The answer goes beyond the subscription revenue model to assumptions about cloud demand, chips, data centers, networking, power, software licenses, and labor productivity. OpenAI’s expanding capital loop already reflects some of that structure, and benchmark profits add a simpler public signal to that.
This overlap gives broader relevance to the most recent results in macro-heavy weeks. The market already knows the CPI setting. Markets already know that oil prices can influence inflation expectations. The market already knows that the Fed minutes will be analyzed for policy tone.
But is intelligence growth itself starting to behave like a macro variable? Faster capacity growth could shift corporate spending plans, strengthen competitive pressures across white-collar sectors, support increased infrastructure spending, and strengthen the case for AI-related capital spending even in an environment of slower nominal growth.
When TrackingAI puts GPT-5.4 Pro at 150, this number falls within the range of a market that already views OpenAI as more than a laboratory. The company is a platform company, a deployment company, an infrastructure customer and a signal generator in adjacent sectors.

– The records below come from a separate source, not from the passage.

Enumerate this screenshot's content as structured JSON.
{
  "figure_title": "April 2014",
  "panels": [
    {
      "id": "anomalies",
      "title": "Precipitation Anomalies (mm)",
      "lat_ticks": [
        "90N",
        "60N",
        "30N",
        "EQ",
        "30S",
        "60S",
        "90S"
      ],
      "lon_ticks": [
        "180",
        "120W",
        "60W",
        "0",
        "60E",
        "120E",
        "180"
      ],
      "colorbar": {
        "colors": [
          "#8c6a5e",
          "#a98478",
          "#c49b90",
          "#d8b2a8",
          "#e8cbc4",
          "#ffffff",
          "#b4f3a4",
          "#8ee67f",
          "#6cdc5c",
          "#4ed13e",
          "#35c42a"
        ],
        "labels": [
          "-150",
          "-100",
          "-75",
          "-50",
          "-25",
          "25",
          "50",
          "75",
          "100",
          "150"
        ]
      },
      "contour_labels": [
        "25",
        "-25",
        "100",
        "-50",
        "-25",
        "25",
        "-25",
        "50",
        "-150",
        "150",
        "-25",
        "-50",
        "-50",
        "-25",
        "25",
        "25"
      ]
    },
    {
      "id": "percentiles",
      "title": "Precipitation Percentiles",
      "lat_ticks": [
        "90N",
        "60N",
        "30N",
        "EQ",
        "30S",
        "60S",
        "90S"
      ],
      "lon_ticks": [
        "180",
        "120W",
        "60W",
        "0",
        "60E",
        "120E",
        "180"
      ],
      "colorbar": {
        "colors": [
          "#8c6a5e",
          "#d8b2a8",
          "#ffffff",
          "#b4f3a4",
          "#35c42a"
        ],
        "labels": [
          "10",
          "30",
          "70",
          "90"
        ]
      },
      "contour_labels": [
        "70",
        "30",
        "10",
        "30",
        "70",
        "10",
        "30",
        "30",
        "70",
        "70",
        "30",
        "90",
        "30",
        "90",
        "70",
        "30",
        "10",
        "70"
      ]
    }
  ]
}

The next test will be in two locations at the same time. One is methodological. Published IQ style benchmarks will and should continue to be scrutinized. The other is economic. The market will gradually decide whether capacity increases of this magnitude are worth being priced in parallel with labor data, interest rate expectations, and capital spending trends.
OpenAI’s latest benchmark climb brings that decision even closer. Sheet music is compact, easy to read, and easy to distribute. Its deep relevance comes from the same place as the company’s broad product push. The frontier is still rising, and the economic impact of that rise is becoming increasingly difficult to fit into separate categories.